日本疼痛学会「認定鍼灸師」制度の背景は?
 鍼灸師の参入を積極的に推し進めているのが、本学会の理事を務めておられる伊藤和憲先生です。伊藤先生は、先にも触れたとおり、『慢性疼痛診療ガイドライン』の作成依頼を受けた方でもあります。

 そして、このガイドラインには、鍼灸治療が「推奨度2」と明記されており、これはエビデンスに基づいて鍼灸治療に一定の有効性が認められたことを意味しています。

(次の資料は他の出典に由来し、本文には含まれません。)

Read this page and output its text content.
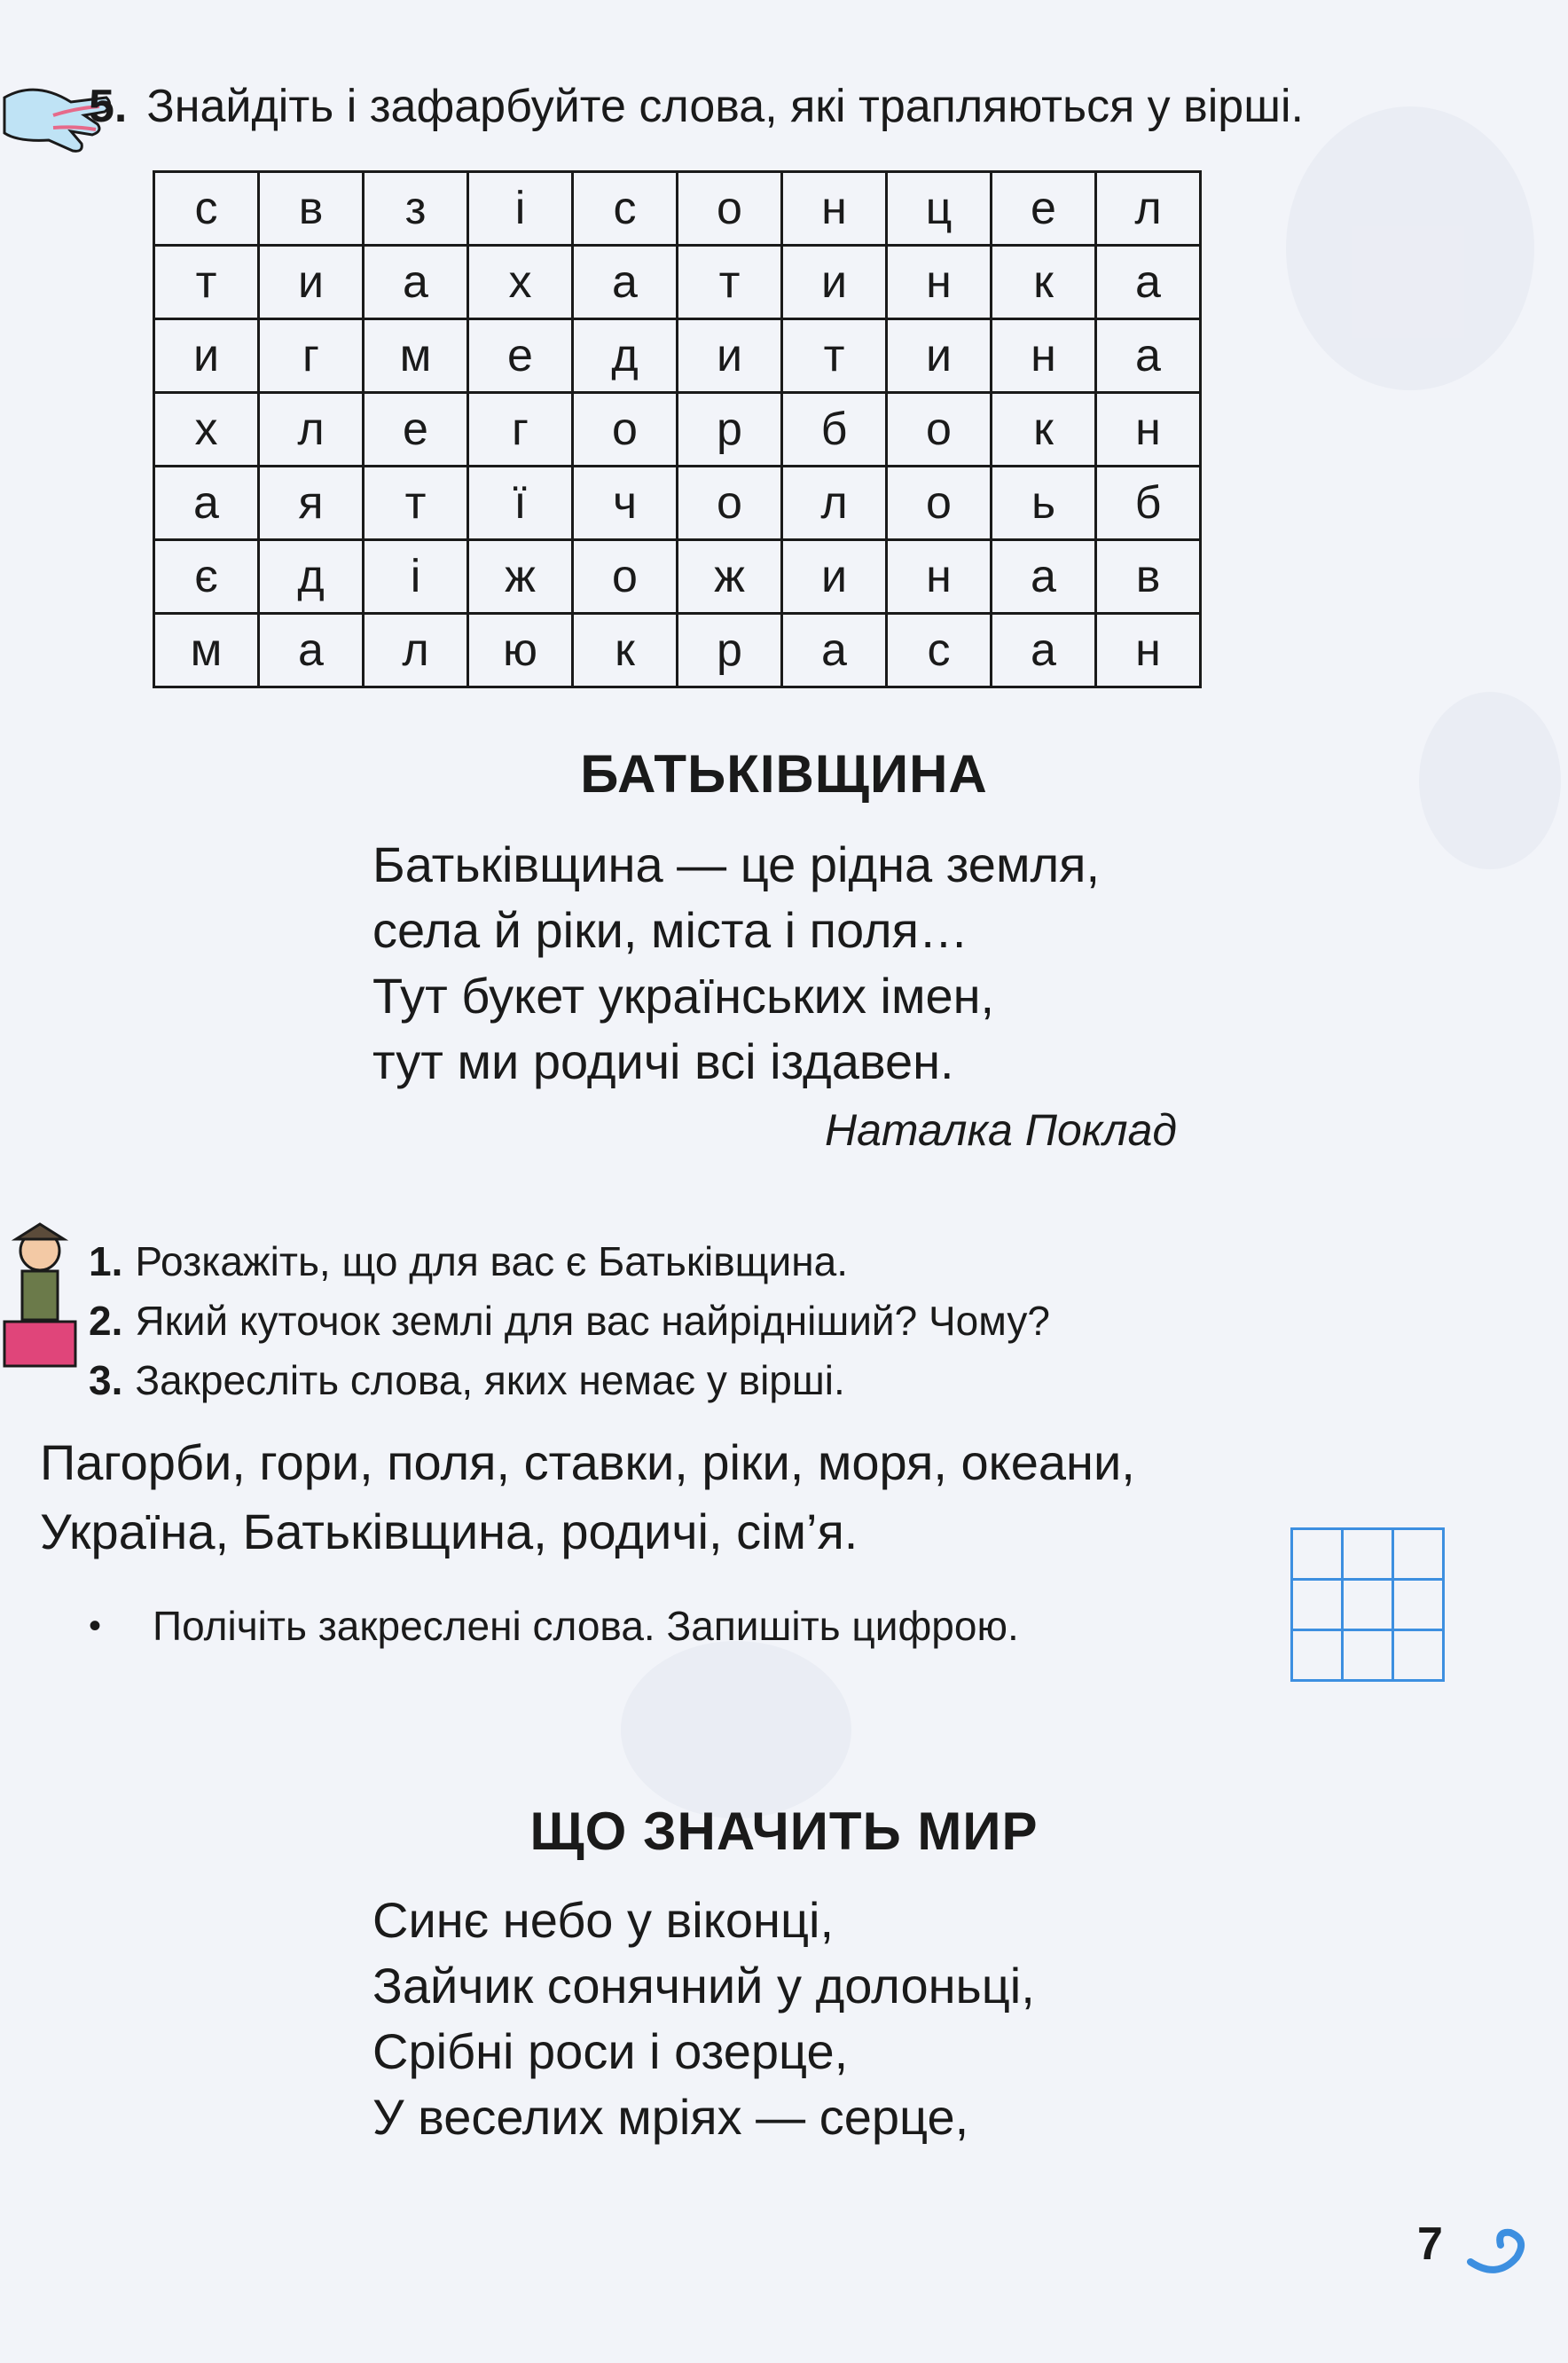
5. Знайдіть і зафарбуйте слова, які трапляються у вірші.
с	в	з	і	с	о	н	ц	е	л
т	и	а	х	а	т	и	н	к	а
и	г	м	е	д	и	т	и	н	а
х	л	е	г	о	р	б	о	к	н
а	я	т	ї	ч	о	л	о	ь	б
є	д	і	ж	о	ж	и	н	а	в
м	а	л	ю	к	р	а	с	а	н
БАТЬКІВЩИНА
Батьківщина — це рідна земля,
села й ріки, міста і поля…
Тут букет українських імен,
тут ми родичі всі іздавен.
Наталка Поклад
1. Розкажіть, що для вас є Батьківщина.
2. Який куточок землі для вас найрідніший? Чому?
3. Закресліть слова, яких немає у вірші.
Пагорби, гори, поля, ставки, ріки, моря, океани,
Україна, Батьківщина, родичі, сім’я.
• Полічіть закреслені слова. Запишіть цифрою.

ЩО ЗНАЧИТЬ МИР
Синє небо у віконці,
Зайчик сонячний у долоньці,
Срібні роси і озерце,
У веселих мріях — серце,
7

 つまり、今後は慢性疼痛を抱える患者さんに対して、鍼灸治療が医師から紹介される機会が増えていくことが予想されます。しかしながら、現時点では「どの鍼灸師と連携すればよいのか」という判断基準が医師側にとって明確ではないという課題があります。これを喫緊の課題と考え、鍼灸師の専門性や対応力を可視化し、医師と鍼灸師が連携できる体制を整備しておくことが急務であると考えられます。

 もちろん、この「認定鍼灸師」という制度については、さまざまな意見があることと思います。
 日々臨床で努力している鍼灸師が正当に評価されにくくなってしまう可能性や、「認定鍼灸師」でなければ医師との連携ができない、あるいは、患者さんが「認定がない=効果がない」と誤って認識してしまうリスクも考えられます。

 それでもなお、個人の努力だけでは変えられない「社会全体の鍼灸観」を変える可能性を持つ制度であることに大きな意義があると私は考えています。そのため、私自身もこの制度に賛同し、ぜひとも認定鍼灸師の取得を目指したいと考えています。

日本疼痛学会「認定鍼灸師」になるためには?

 ①日本疼痛学会の会員であること、②一般財団法人日本いたみ財団が実施する試験に合格し合格所を取得することが条件となりそうです。そのほかにも所属年数や取得単位などの項目もあるかもしれないので、随時チェックする必要がありそうです。